A margin call is when a trader's account free margin falls below the required margin level which is set by the online broker. This means that because the free margin in the trader's account has gone below the required margin level then the trader gets a margin call and some of the open trades in gold trader's are closed by the online broker until this margin level goes back upto above the required margin level.

Some of the open trades might be closed or all of the open trades might be closed out if this margin call is automatically executed by the online broker.

What is Margin Requirement Level?

Now if Your Leverage is 100:1

When trading if you as a trader have $1,000 & use leverage ratio of 100:1 & buy a trade position - your margin on this trade transaction is the $1000 in your account, this is the money that you will lose out if your open position goes against you & the other $99,000 which's borrowed, the broker will closeout the open position positions mechanically using a Margin Call once your $1,000 has been taken out by the market.

But this is if your online broker has set 0% Margin Requirement before closing out your trades mechanically/automatically using the Margin Call.

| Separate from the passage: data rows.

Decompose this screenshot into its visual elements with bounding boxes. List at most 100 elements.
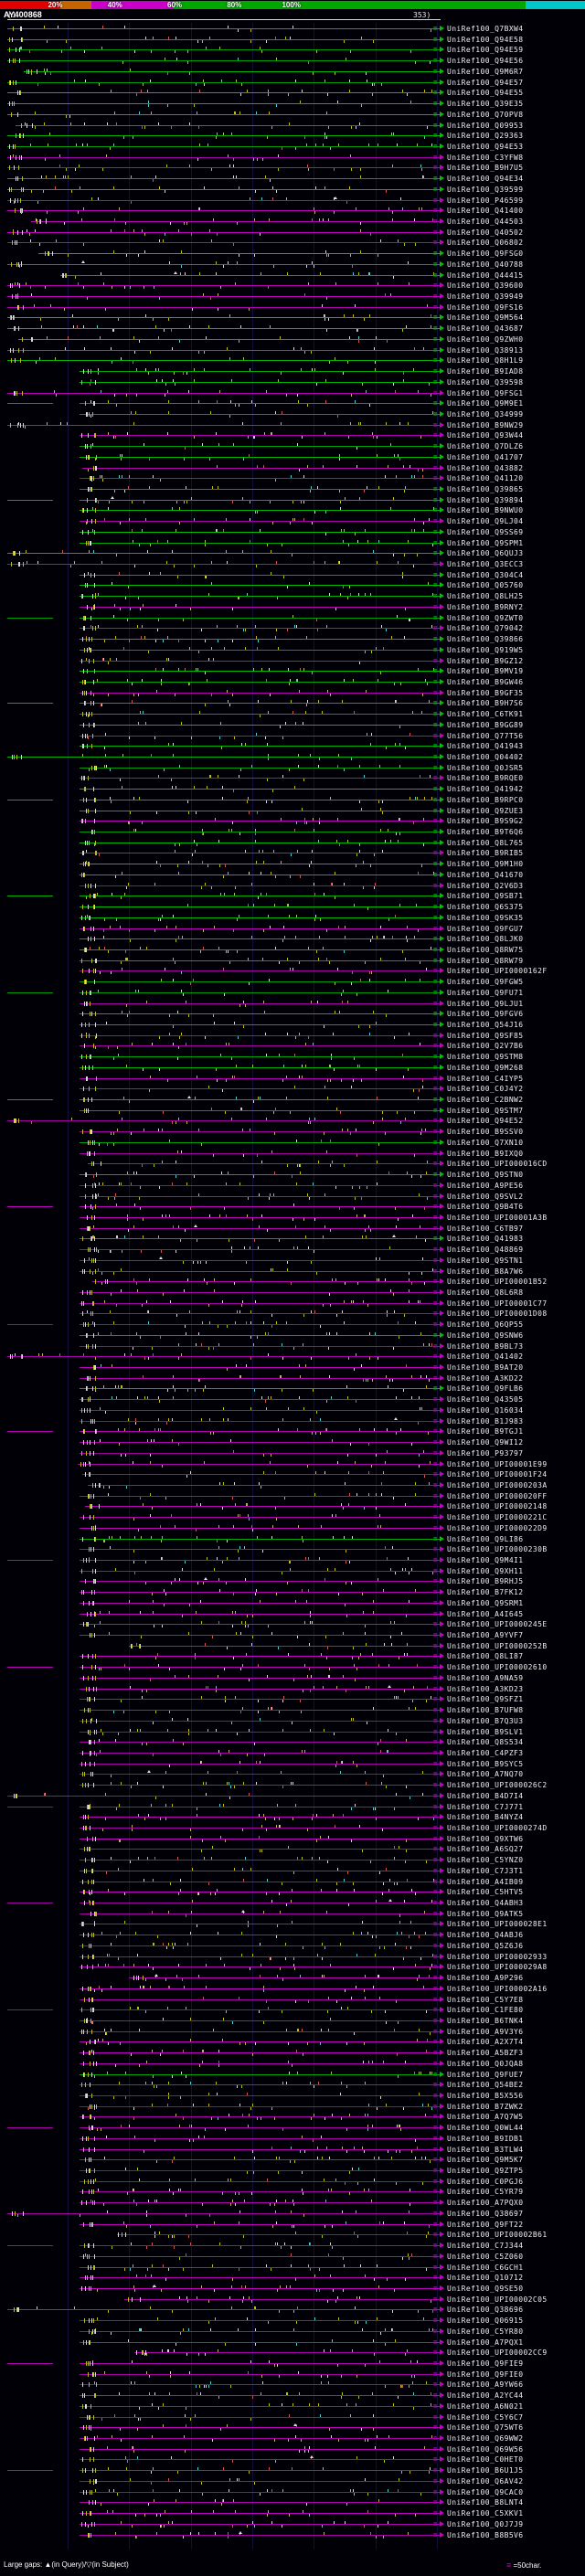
alignment-row[interactable]: ≡ UniRef100_UPI0000274D [0, 1823, 585, 1834]
hit-accession-link[interactable]: UniRef100_Q93W44 [447, 431, 524, 440]
hit-accession-link[interactable]: UniRef100_A9V3Y6 [447, 2027, 524, 2036]
alignment-row[interactable]: ≡ UniRef100_Q9SFZ1 [0, 1694, 585, 1705]
alignment-row[interactable]: ≡ UniRef100_Q9WI12 [0, 1437, 585, 1448]
hit-accession-link[interactable]: UniRef100_UPI00001B52 [447, 1277, 548, 1287]
hit-accession-link[interactable]: UniRef100_Q39894 [447, 495, 524, 504]
alignment-row[interactable]: ≡ UniRef100_Q9M9E1 [0, 398, 585, 409]
alignment-row[interactable]: ≡ UniRef100_B9RIB5 [0, 848, 585, 859]
hit-accession-link[interactable]: UniRef100_UPI0000203A [447, 1480, 548, 1489]
hit-accession-link[interactable]: UniRef100_Q39598 [447, 377, 524, 387]
hit-accession-link[interactable]: UniRef100_Q9SFZ1 [447, 1695, 524, 1704]
hit-accession-link[interactable]: UniRef100_Q9ZTP5 [447, 2167, 524, 2175]
hit-accession-link[interactable]: UniRef100_C0PGJ6 [447, 2177, 524, 2186]
alignment-row[interactable]: ≡ UniRef100_UPI00002148 [0, 1501, 585, 1512]
alignment-row[interactable]: ≡ UniRef100_Q9FGU7 [0, 924, 585, 935]
alignment-row[interactable]: ≡ UniRef100_UPI0000203A [0, 1480, 585, 1491]
hit-accession-link[interactable]: UniRef100_Q70PV8 [447, 110, 524, 119]
alignment-row[interactable]: ≡ UniRef100_A9NA59 [0, 1673, 585, 1684]
alignment-row[interactable]: ≡ UniRef100_Q0JSR5 [0, 763, 585, 774]
hit-accession-link[interactable]: UniRef100_Q8LI87 [447, 1652, 524, 1661]
alignment-row[interactable]: ≡ UniRef100_C5YR79 [0, 2187, 585, 2198]
hit-accession-link[interactable]: UniRef100_Q8H1L9 [447, 356, 524, 366]
hit-accession-link[interactable]: UniRef100_B9GF35 [447, 688, 524, 697]
alignment-row[interactable]: ≡ UniRef100_Q9LJU1 [0, 999, 585, 1010]
hit-accession-link[interactable]: UniRef100_Q9SNW6 [447, 1330, 524, 1340]
hit-accession-link[interactable]: UniRef100_Q9SPM1 [447, 538, 524, 547]
alignment-row[interactable]: ≡ UniRef100_UPI00001B52 [0, 1277, 585, 1288]
alignment-row[interactable]: ≡ UniRef100_UPI000028E1 [0, 1919, 585, 1930]
hit-accession-link[interactable]: UniRef100_UPI000028E1 [447, 1920, 548, 1929]
hit-accession-link[interactable]: UniRef100_B7FK12 [447, 1588, 524, 1597]
hit-accession-link[interactable]: UniRef100_Q0WL44 [447, 2124, 524, 2133]
hit-accession-link[interactable]: UniRef100_UPI0000162F [447, 967, 548, 976]
alignment-row[interactable]: ≡ UniRef100_Q8S534 [0, 1737, 585, 1748]
hit-accession-link[interactable]: UniRef100_A9P296 [447, 1974, 524, 1982]
hit-accession-link[interactable]: UniRef100_Q9ATK5 [447, 1909, 524, 1918]
alignment-row[interactable]: ≡ UniRef100_UPI0000245E [0, 1619, 585, 1630]
alignment-row[interactable]: ≡ UniRef100_Q9SRM1 [0, 1598, 585, 1609]
hit-accession-link[interactable]: UniRef100_Q9WI12 [447, 1438, 524, 1447]
alignment-row[interactable]: ≡ UniRef100_Q9FSG1 [0, 388, 585, 399]
alignment-row[interactable]: ≡ UniRef100_Q9FGV6 [0, 1009, 585, 1020]
hit-accession-link[interactable]: UniRef100_Q9STN1 [447, 1256, 524, 1265]
hit-accession-link[interactable]: UniRef100_C3YFW8 [447, 153, 524, 162]
hit-accession-link[interactable]: UniRef100_B9MV19 [447, 667, 524, 676]
alignment-row[interactable]: ≡ UniRef100_UPI000020FF [0, 1491, 585, 1502]
hit-accession-link[interactable]: UniRef100_Q8L765 [447, 838, 524, 847]
hit-accession-link[interactable]: UniRef100_C0J4Y2 [447, 1085, 524, 1094]
alignment-row[interactable]: ≡ UniRef100_Q94E59 [0, 45, 585, 56]
hit-accession-link[interactable]: UniRef100_B9BL73 [447, 1341, 524, 1351]
hit-accession-link[interactable]: UniRef100_C7J3T1 [447, 1866, 524, 1875]
hit-accession-link[interactable]: UniRef100_Q9M4I1 [447, 1556, 524, 1564]
alignment-row[interactable]: ≡ UniRef100_Q39598 [0, 377, 585, 388]
alignment-row[interactable]: ≡ UniRef100_B9RNY2 [0, 602, 585, 613]
alignment-row[interactable]: ≡ UniRef100_Q41983 [0, 1234, 585, 1245]
hit-accession-link[interactable]: UniRef100_C5HTV5 [447, 1888, 524, 1897]
hit-accession-link[interactable]: UniRef100_Q40502 [447, 228, 524, 237]
hit-accession-link[interactable]: UniRef100_B5X556 [447, 2092, 524, 2100]
alignment-row[interactable]: ≡ UniRef100_Q9STM8 [0, 1052, 585, 1063]
hit-accession-link[interactable]: UniRef100_Q9LI86 [447, 1534, 524, 1543]
alignment-row[interactable]: ≡ UniRef100_A7Q7W5 [0, 2112, 585, 2123]
alignment-row[interactable]: ≡ UniRef100_Q8RW75 [0, 945, 585, 956]
alignment-row[interactable]: ≡ UniRef100_B9GZ12 [0, 656, 585, 667]
hit-accession-link[interactable]: UniRef100_Q41670 [447, 870, 524, 879]
alignment-row[interactable]: ≡ UniRef100_Q9SPM1 [0, 538, 585, 549]
alignment-row[interactable]: ≡ UniRef100_Q06802 [0, 238, 585, 249]
hit-accession-link[interactable]: UniRef100_Q9STN0 [447, 1171, 524, 1179]
hit-accession-link[interactable]: UniRef100_B7Q3U3 [447, 1716, 524, 1725]
hit-accession-link[interactable]: UniRef100_Q38913 [447, 345, 524, 355]
alignment-row[interactable]: ≡ UniRef100_P93797 [0, 1448, 585, 1459]
hit-accession-link[interactable]: UniRef100_Q9M9E1 [447, 399, 524, 408]
hit-accession-link[interactable]: UniRef100_Q9FUE7 [447, 2070, 524, 2079]
hit-accession-link[interactable]: UniRef100_Q41400 [447, 207, 524, 216]
alignment-row[interactable]: ≡ UniRef100_Q9STM7 [0, 1106, 585, 1117]
hit-accession-link[interactable]: UniRef100_A7Q7W5 [447, 2113, 524, 2122]
hit-accession-link[interactable]: UniRef100_UPI000020FF [447, 1491, 548, 1500]
hit-accession-link[interactable]: UniRef100_B9H7U5 [447, 164, 524, 173]
hit-accession-link[interactable]: UniRef100_Q9SRM1 [447, 1598, 524, 1607]
alignment-row[interactable]: ≡ UniRef100_Q9SVL2 [0, 1192, 585, 1203]
hit-accession-link[interactable]: UniRef100_Q77T56 [447, 731, 524, 740]
alignment-row[interactable]: ≡ UniRef100_Q41670 [0, 870, 585, 881]
hit-accession-link[interactable]: UniRef100_Q9SS69 [447, 527, 524, 536]
alignment-row[interactable]: ≡ UniRef100_A3KD23 [0, 1684, 585, 1695]
alignment-row[interactable]: ≡ UniRef100_Q41402 [0, 1352, 585, 1362]
alignment-row[interactable]: ≡ UniRef100_Q54BE2 [0, 2080, 585, 2091]
hit-accession-link[interactable]: UniRef100_Q9FLB6 [447, 1384, 524, 1394]
hit-accession-link[interactable]: UniRef100_A2X7T4 [447, 2038, 524, 2047]
hit-accession-link[interactable]: UniRef100_Q7XN10 [447, 1138, 524, 1147]
hit-accession-link[interactable]: UniRef100_Q5Z6J6 [447, 1941, 524, 1950]
hit-accession-link[interactable]: UniRef100_Q9FGW5 [447, 978, 524, 987]
alignment-row[interactable]: ≡ UniRef100_Q9M268 [0, 1063, 585, 1074]
hit-accession-link[interactable]: UniRef100_Q39599 [447, 185, 524, 194]
alignment-row[interactable]: ≡ UniRef100_Q9M4I1 [0, 1555, 585, 1566]
hit-accession-link[interactable]: UniRef100_Q79042 [447, 624, 524, 633]
hit-accession-link[interactable]: UniRef100_Q2V6D3 [447, 881, 524, 890]
alignment-row[interactable]: ≡ UniRef100_Q9M564 [0, 313, 585, 323]
hit-accession-link[interactable]: UniRef100_B9TGJ1 [447, 1427, 524, 1436]
alignment-row[interactable]: ≡ UniRef100_Q43505 [0, 1394, 585, 1405]
hit-accession-link[interactable]: UniRef100_B9SLV1 [447, 1727, 524, 1736]
alignment-row[interactable]: ≡ UniRef100_B9IAD8 [0, 366, 585, 377]
alignment-row[interactable]: ≡ UniRef100_Q44415 [0, 270, 585, 281]
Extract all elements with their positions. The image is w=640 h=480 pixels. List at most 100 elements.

What's 20% Margin Requirement Level?

For 20% margin requirement before closing out your trades mechanically using what is known as a Margin Call, then your trade positions will be closed once your account balance gets to $200 - at $200 you'll get a margin call.

What's 50% Margin Requirement Level?

For 50 % requisite of this level before liquidating your positions mechanically using a trade position margin call, then your transactions will be closed once your account balance gets to $500 - at $500 you'll get a margin call.

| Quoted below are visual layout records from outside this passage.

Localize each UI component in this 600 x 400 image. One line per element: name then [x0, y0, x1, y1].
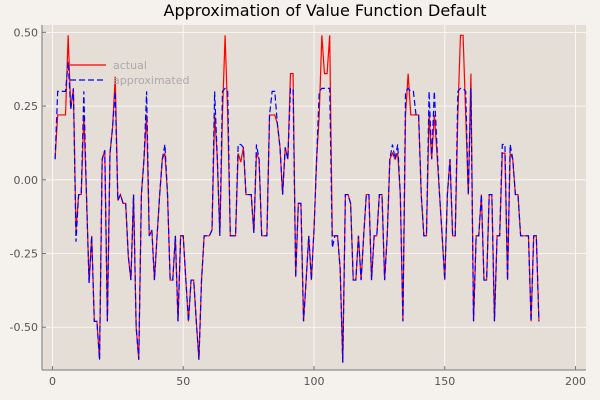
x-axis-ticks: 0 50 100 150 200: [49, 366, 586, 388]
x-tick-label: 0: [49, 375, 56, 388]
y-tick-label: 0.25: [14, 100, 39, 113]
legend: actual approximated: [70, 59, 189, 87]
y-tick-label: -0.50: [10, 321, 38, 334]
series-layer: [54, 34, 540, 363]
x-tick-label: 200: [565, 375, 586, 388]
legend-label-actual: actual: [113, 59, 147, 72]
y-tick-label: 0.00: [14, 174, 39, 187]
y-tick-label: -0.25: [10, 248, 38, 261]
y-tick-label: 0.50: [14, 26, 39, 39]
y-axis-ticks: -0.50 -0.25 0.00 0.25 0.50: [10, 26, 46, 334]
x-tick-label: 50: [176, 375, 190, 388]
x-tick-label: 150: [434, 375, 455, 388]
chart-title: Approximation of Value Function Default: [164, 1, 487, 20]
x-tick-label: 100: [304, 375, 325, 388]
grid: [42, 25, 586, 370]
legend-label-approximated: approximated: [113, 74, 189, 87]
series-line-approximated: [54, 61, 540, 363]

What is 100% Margin Requirement Level?

If the online broker sets 100% margin requirement of this level before liquidating your open position positions mechanically/automatically using a Margin Call - at $1,000 you'll get a margin call, then your trade positions will be closed once your trading account balance reaches $1,000: Meaning the trade transactions will closeout as soon as you execute a 1 standard lot on this account because even if you as a trader you pay $10 dollars spread your account balance will get to below $1,000 dollars and the needed margin requirement percent% is 100% i.e. $1,000, henceforth your open trade positions will immediately get liquidated using a Margin Call once your trading margin requirement falls below 100 percentage.

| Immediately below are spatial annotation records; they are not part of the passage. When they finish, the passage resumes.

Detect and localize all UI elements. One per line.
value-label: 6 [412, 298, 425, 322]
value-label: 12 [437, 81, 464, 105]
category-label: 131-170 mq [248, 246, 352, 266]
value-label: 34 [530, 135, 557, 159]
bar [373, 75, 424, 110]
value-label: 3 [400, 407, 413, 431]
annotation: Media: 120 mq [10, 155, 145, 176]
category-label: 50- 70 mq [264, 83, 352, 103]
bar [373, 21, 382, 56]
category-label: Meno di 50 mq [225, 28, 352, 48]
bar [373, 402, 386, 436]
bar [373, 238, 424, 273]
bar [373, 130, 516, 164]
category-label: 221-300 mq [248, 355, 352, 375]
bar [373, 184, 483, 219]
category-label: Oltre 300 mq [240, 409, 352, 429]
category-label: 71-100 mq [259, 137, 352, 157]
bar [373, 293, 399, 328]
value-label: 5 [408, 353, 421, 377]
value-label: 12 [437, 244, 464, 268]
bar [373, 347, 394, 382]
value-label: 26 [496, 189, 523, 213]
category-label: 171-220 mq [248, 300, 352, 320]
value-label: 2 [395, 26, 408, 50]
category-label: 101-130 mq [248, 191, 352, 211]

Most brokers do not set 100% margin requirement, but there are those brokers that set 100% margin are not suitable for you at all, even those who set 50 % margin requirement are still not suitable. Choose those set 20 percent% margin requirements, in fact, those brokers that set their margin requirement at 20 % Margin Requirement are among some of the best because the likely hood that they close-out your trade position using a Margin Call is reduced and minimized as displayed and shown in the above example illustration.